In this new state of matter, any two of the three atoms--in this case cesium atoms-- repel one another in close proximity. "But when you put three of them together, it turns out that they attract and form a new state," said Cheng Chin, an Assistant Professor in Physics at the University of Chicago.
Chin, along with 10 scientists led by Rudolf Grimm at the University of Innsbruck in Austria, report this development in the March 16 issue of the journal Nature. The paper describes the experiment in Grimm's laboratory where for the first time physicists were able to observe the Efimov state in a vacuum chamber at the ultracold temperature of a billionth of a degree above absolute zero (minus 459.6 degrees Fahrenheit).
This new state behaves like the Borromean ring, a symbol of three interlocking circles that has historical significance in Italy. The Borromean concept also exists in physics, chemistry and mathematics.
"This ring means that three objects are entangled. If you pick up any one of them, the other two will follow. However, if you cut one of them off, the other two will fall apart," Chin said. "There is something magic about this number of three."
The Innsbruck experiment involved three cesium atoms, a soft metal used in atomic clocks, formed into a molecule that manifested the Efimov state. But in theory the Efimov state should apply universally to other sets of three particles at ultracold temperatures. "If you can create this kind of state out of any other type of particle, it'll have exactly the same behavior," Chin said.
The finding may lead to the establishment of a new research specialty devoted to understanding the quantum mechanical behavior of just a few interacting particles, Grimm said. Quantum mechanics governs the interactions of atoms and subatomic particles, but is best understood when applied to systems consisting of two particles or of many particles.
A good understanding of systems that contain just a handful of particles still eludes scientists.
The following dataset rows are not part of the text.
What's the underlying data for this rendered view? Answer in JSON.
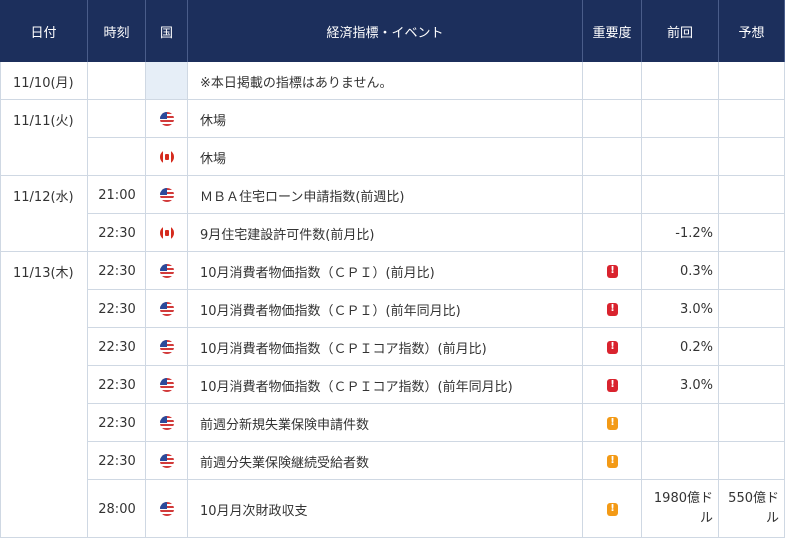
{
  "header": {
    "date": "日付",
    "time": "時刻",
    "country": "国",
    "event": "経済指標・イベント",
    "importance": "重要度",
    "previous": "前回",
    "forecast": "予想"
  },
  "colors": {
    "header_bg": "#1c2f5c",
    "importance_high": "#d9232e",
    "importance_mid": "#f39a16"
  },
  "rows": [
    {
      "date": "11/10(月)",
      "time": "",
      "country": "",
      "event": "※本日掲載の指標はありません。",
      "importance": "",
      "previous": "",
      "forecast": ""
    },
    {
      "date": "11/11(火)",
      "time": "",
      "country": "us",
      "event": "休場",
      "importance": "",
      "previous": "",
      "forecast": ""
    },
    {
      "date": "",
      "time": "",
      "country": "ca",
      "event": "休場",
      "importance": "",
      "previous": "",
      "forecast": ""
    },
    {
      "date": "11/12(水)",
      "time": "21:00",
      "country": "us",
      "event": "ＭＢＡ住宅ローン申請指数(前週比)",
      "importance": "",
      "previous": "",
      "forecast": ""
    },
    {
      "date": "",
      "time": "22:30",
      "country": "ca",
      "event": "9月住宅建設許可件数(前月比)",
      "importance": "",
      "previous": "-1.2%",
      "forecast": ""
    },
    {
      "date": "11/13(木)",
      "time": "22:30",
      "country": "us",
      "event": "10月消費者物価指数（ＣＰＩ）(前月比)",
      "importance": "high",
      "previous": "0.3%",
      "forecast": ""
    },
    {
      "date": "",
      "time": "22:30",
      "country": "us",
      "event": "10月消費者物価指数（ＣＰＩ）(前年同月比)",
      "importance": "high",
      "previous": "3.0%",
      "forecast": ""
    },
    {
      "date": "",
      "time": "22:30",
      "country": "us",
      "event": "10月消費者物価指数（ＣＰＩコア指数）(前月比)",
      "importance": "high",
      "previous": "0.2%",
      "forecast": ""
    },
    {
      "date": "",
      "time": "22:30",
      "country": "us",
      "event": "10月消費者物価指数（ＣＰＩコア指数）(前年同月比)",
      "importance": "high",
      "previous": "3.0%",
      "forecast": ""
    },
    {
      "date": "",
      "time": "22:30",
      "country": "us",
      "event": "前週分新規失業保険申請件数",
      "importance": "mid",
      "previous": "",
      "forecast": ""
    },
    {
      "date": "",
      "time": "22:30",
      "country": "us",
      "event": "前週分失業保険継続受給者数",
      "importance": "mid",
      "previous": "",
      "forecast": ""
    },
    {
      "date": "",
      "time": "28:00",
      "country": "us",
      "event": "10月月次財政収支",
      "importance": "mid",
      "previous": "1980億ドル",
      "forecast": "550億ドル"
    }
  ]
}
That may change as scientists begin to produce laboratory experiments that simulate systems made of just three or four particles, like those found in the nucleus of an atom.
Now that the Efimov state has been achieved, scientists can aspire to engineer the very properties of matter, Chin said. The Innsbruck-Chicago team exerted total control over the atoms in the experiment, converting them into the Efimov state and back into normal atoms at will.
"This so-called quantum control over the fundamental properties of matter now seems feasible. We're not limited to the properties of, say, aluminum, or the properties of the copper of these particles. We are really creating a new state in which we can control their properties."
Today, nanotechnology researchers can combine atoms in novel ways to form materials with interesting new properties, "but you are not changing the fundamental interactions of these atoms," Chin said. That can only be done at temperatures near absolute zero. "At the moment, I don't see how this can be done at much higher temperatures," he said.
Chin began working with Grimm's group as a visiting scientist at the University of Innsbruck from 2003 until 2005. He continued the collaboration after joining the University of Chicago faculty last year.
"Cheng was very excited about the prospects of observing Efimov physics in cesium already as a Ph.D. student at Stanford," Grimm said. The 1999 Stanford experiment, led by physicists Vladan Vuletic and Steven Chu, was conducted at one millionth of a degree above absolute zero. "Now we know that their sample was too hot" to observe the Efimov state, Grimm said.
Added Chin: "After working on cesium for many years, this is a dream come true for me."